Close performance gap to survive CAP cuts

Thursday 05 December 2013 09:00
Beef cattle

More must be done to narrow the gap between the best- and poorest-performing farm businesses across all sectors and meet the challenge of lower support, according to HSBC head of agriculture Allan Wilkinson.

Growing demand for British food offered farming businesses some of the best opportunities for a generation but expansion should only be considered where it would improve profits, he warned.

Launching the bank’s annual Forward Planning booklet which is designed to help with budgeting and planning, Mr Wilkinson urged farmers to question and challenge their businesses.

The agriculture industry was in a positive position, with immense interest in British food, fuelled by demand from home and overseas. Investment was taking place to drive economies of scale and cost efficiencies, he said.

Top-performing farms got there by examining their weaknesses thoroughly as well as focusing on profit generation, budgeting and benchmarking.

The publication estimates cost of production and income for the main agricultural enterprises and warns that unless the gap between cost of production and returns can be closed, the size of the red meat sector will fall further.

“With CAP reform likely to reduce the overall levels of support received by farm businesses, loss-making enterprises are likely to come under increasing scrutiny,” it says.

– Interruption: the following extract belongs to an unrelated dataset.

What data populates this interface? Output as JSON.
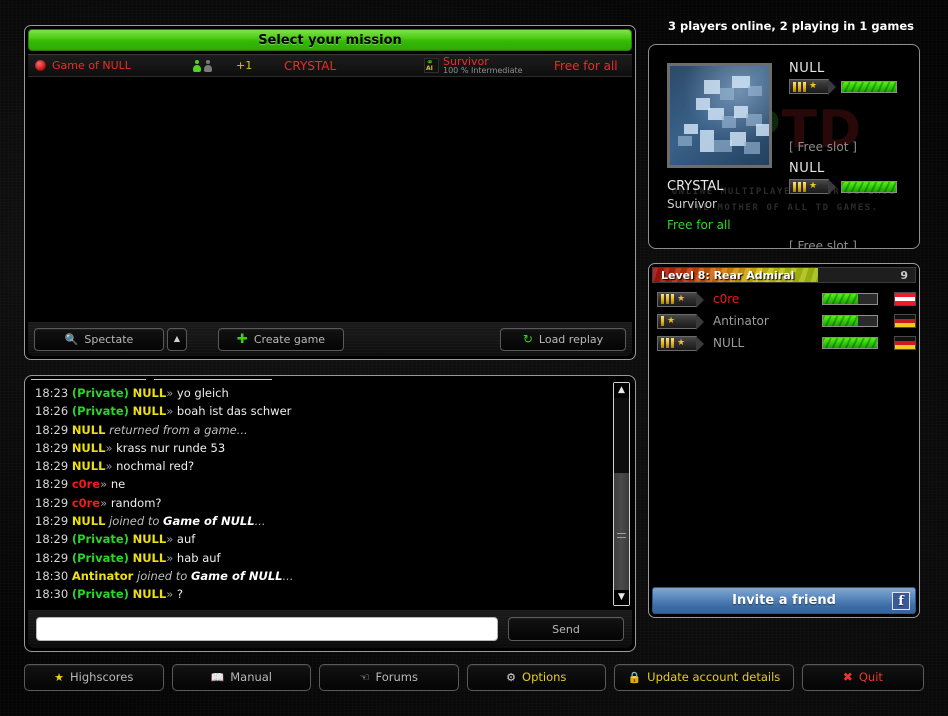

“Unless the gap between costs of production and returns from the market can be breached, then economics would suggest the size of the industry will continue to decline.”

The UK exports 15% of its beef production, but with cost of production at £3.20/kg liveweight compared with a market price of just £2.10p, only 60-70% of production costs are recovered from the market.

Higher beef prices were down to tight supply but the impact of CAP reform could force more producers out of suckler beef, warned Mr Wilkinson.

In contrast, about 35% of UK sheepmeat is exported but still only 75-80% of production costs come from the market. It costs £2.30 to produce a live kilo of lamb while market prices are at £1.75-1.85/kg lw.